Drip Capital is a digital trade finance company based in Palo Alto, California. The company offers working capital to small and medium sized companies engaged in cross-border trade in India, Mexico and the United States using technology and data analytics.

History
The company was founded in November 2014 by Wharton School alums Pushkar Mukewar and Neil Kothari. Using their prior experience in finance and technology, they set up the company to bridge the trade finance gap for SME export-import worldwide.

In 2016, Drip Capital  launched its Indian subsidiary, Drip Capital Services India LLP to begin operations in the country. In 2018, Drip introduced its supplier financing solutions and domestic factoring services for small businesses in Mexico. In early 2020, the company launched its buyer financing solutions for US-based SMB importers.

Products and services
Drip Capital currently offers collateral-free finance to businesses participating in international trade. The company uses electronic data and its proprietary automated risk management system to assess its customers and their deals. Drip offers credit lines ranging from $100,000 to $2.5 million, depending on the size of the business and its requirement.

Drip Capital has been extensively engaging with various trade associations and export promotion councils like FIEO, EEPC, CHEMEXCIL, and PLEXCONCIL to educate exporters about its product offerings. In November 2021, Drip Capital announced two new partnerships, a collaboration with CARGOES Finance by DP World and another with TradeLens, a blockchain enabled digital platform, to enable access to working capital for emerging market small and medium-sized businesses.

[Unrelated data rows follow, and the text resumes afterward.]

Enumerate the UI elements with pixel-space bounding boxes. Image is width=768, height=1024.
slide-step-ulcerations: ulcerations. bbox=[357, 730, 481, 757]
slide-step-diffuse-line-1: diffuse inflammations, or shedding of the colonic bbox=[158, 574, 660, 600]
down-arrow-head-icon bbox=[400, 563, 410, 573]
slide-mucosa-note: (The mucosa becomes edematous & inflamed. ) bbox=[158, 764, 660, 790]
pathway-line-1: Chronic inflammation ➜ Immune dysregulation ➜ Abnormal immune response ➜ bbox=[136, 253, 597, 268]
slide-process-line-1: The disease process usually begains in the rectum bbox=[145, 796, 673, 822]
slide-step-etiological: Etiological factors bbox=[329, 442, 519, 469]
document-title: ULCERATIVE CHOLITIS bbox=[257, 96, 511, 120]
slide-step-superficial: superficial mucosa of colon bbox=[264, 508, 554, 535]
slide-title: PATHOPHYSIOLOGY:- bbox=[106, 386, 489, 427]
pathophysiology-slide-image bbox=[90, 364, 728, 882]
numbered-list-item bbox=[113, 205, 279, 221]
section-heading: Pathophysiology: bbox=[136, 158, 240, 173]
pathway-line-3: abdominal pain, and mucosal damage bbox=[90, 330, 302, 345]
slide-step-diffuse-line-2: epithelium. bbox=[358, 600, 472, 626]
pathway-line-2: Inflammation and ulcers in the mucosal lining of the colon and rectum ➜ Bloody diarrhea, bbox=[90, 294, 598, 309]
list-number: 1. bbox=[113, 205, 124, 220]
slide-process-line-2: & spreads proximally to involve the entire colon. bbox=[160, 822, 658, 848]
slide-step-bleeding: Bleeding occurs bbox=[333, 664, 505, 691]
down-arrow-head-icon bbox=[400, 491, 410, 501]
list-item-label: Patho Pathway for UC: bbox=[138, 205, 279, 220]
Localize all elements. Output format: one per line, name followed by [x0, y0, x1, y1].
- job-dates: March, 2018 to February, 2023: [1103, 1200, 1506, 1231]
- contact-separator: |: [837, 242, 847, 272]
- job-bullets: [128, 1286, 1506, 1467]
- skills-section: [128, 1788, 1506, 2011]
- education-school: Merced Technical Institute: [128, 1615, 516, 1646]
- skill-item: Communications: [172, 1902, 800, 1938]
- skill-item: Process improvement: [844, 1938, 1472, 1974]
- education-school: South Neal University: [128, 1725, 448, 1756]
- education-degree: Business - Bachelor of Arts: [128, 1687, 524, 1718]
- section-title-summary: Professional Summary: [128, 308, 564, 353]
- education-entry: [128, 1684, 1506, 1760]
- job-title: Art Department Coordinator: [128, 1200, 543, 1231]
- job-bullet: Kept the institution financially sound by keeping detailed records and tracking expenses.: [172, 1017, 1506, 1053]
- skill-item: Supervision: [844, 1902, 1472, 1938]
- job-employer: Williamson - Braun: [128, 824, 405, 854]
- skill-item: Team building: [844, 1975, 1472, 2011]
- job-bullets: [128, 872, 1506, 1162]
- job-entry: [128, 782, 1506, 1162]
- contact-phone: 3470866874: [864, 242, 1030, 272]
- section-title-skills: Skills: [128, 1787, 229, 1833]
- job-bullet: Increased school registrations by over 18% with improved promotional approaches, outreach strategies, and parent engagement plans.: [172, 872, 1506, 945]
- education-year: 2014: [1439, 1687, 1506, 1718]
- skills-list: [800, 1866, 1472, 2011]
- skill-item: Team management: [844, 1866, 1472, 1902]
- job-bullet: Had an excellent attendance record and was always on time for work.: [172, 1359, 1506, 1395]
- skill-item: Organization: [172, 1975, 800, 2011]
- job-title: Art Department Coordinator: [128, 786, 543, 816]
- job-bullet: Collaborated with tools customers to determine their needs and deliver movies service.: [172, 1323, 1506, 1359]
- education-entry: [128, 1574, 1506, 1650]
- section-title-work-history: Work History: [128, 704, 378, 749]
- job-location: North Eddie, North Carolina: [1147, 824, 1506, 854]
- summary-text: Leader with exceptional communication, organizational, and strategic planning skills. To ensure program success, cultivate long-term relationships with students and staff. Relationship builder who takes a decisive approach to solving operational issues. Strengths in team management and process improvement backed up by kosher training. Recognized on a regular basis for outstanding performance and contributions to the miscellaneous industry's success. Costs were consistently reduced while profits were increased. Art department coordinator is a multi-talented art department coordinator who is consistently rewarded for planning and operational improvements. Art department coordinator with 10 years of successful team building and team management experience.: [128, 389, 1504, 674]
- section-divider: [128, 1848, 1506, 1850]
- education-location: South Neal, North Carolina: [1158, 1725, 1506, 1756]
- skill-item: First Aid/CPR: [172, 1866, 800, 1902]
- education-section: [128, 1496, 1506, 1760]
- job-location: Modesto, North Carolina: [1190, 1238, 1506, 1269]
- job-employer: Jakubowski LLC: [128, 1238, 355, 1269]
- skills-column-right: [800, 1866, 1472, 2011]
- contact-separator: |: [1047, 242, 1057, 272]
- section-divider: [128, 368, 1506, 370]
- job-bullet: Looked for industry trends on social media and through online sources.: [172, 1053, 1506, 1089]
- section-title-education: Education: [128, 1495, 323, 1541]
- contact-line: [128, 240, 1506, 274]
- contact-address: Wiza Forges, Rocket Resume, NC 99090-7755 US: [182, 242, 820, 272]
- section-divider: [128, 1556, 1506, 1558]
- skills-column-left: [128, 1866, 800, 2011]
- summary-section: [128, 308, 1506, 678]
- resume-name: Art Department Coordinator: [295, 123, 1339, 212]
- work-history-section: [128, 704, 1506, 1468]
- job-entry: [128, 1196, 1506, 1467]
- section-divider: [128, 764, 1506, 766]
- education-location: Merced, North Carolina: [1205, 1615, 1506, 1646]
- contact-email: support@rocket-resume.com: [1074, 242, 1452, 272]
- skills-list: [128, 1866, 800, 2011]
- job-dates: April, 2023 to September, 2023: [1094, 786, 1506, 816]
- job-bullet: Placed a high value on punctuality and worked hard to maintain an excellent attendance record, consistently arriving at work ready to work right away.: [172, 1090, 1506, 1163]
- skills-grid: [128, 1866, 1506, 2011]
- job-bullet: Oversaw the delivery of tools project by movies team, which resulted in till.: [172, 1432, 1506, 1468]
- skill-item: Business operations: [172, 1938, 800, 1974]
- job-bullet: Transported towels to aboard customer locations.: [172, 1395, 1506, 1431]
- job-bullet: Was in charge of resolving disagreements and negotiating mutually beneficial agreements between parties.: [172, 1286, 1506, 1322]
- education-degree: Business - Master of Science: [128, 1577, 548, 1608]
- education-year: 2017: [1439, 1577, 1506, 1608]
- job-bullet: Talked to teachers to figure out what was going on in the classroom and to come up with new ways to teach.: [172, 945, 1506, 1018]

In September 2020, Drip Capital was named to the CB Insights Fintech 250 list. In March 2022, it was featured in Y Combinator's Top Companies list.

Growth and Funding
Since the start of operations, Drip has raised nearly $525 million through venture capital and debt. The company has raised over $95 million through investors such as Accel Partners, Sequoia Capital, TI Platform, Wing VC, Irongrey and Y Combinator and over $430 million from banks like the East West Bank and Barclays along with family offices, HNIs, institutional investors and wealth advisors. As of March 2022, it has funded more than $2.2 billion of international trade.

Locations 
Drip's corporate headquarters are Palo Alto, California. It also has offices in Mumbai, India and Mexico City, Mexico.